Easter was almost upon them. It was rather late this year. After Easter she would be in London for the Season.
He did not want to wait that long.
She had not written, but what if …
He would be an idiot. He was an idiot.
“I have to go into the country,” he announced one morning at breakfast.
Constance set down her toast and gazed at him with open dismay. Fiona was still in bed.
“Just for a few days,” he said. “I’ll be back within the week. And the Season will not begin until after Easter, you know. There will be no chance of a ball or any other party before then.”
She brightened a little.
“You will take me, then?” she asked. “To a ball?”
“It is a promise,” he said rashly.
By noon he was on his way to Dorsetshire. To Newbury Abbey in Dorsetshire, to be more precise.
Chapter 11
Hugo arrived in the village of Upper Newbury in the middle of a gray, blustery afternoon and took a room at the village inn. He was not sure he was going to need it. It was altogether possible that before dark he would be happy to put as much distance between Newbury and himself as was humanly possible. But he did not want to give the impression that he expected to be offered hospitality at Newbury Abbey.
He walked up to the abbey, expecting at every moment to be rained upon, though the clouds clung on to their moisture long enough to save him from getting wet. Soon after passing through the gates of the park he saw what he assumed was the dower house off to his right among the trees.

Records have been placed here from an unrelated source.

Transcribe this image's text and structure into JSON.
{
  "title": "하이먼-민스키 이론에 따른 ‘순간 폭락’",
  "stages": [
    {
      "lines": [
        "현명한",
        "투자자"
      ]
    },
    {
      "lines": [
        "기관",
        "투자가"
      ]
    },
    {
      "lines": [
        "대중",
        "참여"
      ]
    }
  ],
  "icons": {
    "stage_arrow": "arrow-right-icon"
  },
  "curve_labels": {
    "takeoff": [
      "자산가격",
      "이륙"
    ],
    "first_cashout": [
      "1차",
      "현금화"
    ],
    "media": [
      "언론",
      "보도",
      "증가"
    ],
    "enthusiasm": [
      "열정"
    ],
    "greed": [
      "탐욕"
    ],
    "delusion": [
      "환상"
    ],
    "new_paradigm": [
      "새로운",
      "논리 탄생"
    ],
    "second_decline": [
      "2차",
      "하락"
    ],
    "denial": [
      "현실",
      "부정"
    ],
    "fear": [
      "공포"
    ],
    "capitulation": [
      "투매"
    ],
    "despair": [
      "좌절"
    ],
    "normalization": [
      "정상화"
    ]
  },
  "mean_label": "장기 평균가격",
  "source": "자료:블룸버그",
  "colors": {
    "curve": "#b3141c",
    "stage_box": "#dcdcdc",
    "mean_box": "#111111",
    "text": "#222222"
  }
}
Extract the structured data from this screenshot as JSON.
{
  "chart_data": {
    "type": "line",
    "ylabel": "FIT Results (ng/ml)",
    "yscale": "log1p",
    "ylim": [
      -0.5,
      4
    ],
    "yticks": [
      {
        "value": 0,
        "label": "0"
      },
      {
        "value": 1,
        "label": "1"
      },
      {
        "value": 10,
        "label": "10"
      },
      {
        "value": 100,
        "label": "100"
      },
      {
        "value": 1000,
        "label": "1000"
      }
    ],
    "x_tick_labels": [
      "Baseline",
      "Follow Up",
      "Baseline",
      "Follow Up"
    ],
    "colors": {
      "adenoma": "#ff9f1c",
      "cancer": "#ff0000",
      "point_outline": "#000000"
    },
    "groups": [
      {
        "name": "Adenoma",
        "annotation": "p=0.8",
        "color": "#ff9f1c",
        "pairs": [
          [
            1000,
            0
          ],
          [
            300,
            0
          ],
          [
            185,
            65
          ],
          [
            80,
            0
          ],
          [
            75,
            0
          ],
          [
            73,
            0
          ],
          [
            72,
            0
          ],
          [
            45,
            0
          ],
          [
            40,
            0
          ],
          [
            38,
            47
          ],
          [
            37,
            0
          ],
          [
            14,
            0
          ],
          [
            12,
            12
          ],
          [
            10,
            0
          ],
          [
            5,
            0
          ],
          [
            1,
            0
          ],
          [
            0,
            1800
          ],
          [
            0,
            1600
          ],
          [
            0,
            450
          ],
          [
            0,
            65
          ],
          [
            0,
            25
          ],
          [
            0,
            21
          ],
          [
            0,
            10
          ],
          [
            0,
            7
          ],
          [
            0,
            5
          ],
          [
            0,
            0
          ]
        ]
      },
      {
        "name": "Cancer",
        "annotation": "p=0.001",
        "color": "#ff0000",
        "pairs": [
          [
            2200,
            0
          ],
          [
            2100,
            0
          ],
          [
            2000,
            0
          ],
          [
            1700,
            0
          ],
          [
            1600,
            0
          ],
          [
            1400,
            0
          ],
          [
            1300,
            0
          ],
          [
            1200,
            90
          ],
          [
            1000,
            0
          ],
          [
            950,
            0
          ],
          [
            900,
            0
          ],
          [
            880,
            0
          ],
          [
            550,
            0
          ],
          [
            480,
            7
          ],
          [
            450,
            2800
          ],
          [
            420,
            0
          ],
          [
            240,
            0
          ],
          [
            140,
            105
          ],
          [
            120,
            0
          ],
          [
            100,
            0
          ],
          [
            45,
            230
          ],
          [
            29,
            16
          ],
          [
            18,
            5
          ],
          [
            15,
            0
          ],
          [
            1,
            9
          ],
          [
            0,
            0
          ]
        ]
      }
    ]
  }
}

It was a sizable building, more a small manor than a mere house. He hesitated for a moment, trying to decide whether to go there first. It was where she lived. But he tried to think like a gentleman. A gentleman would go to the main house first in order to have a word with her brother. It was an unnecessary courtesy, of course. She was thirty-two years old. But people of the upper classes set some store by the niceties of courtesy, necessary or not.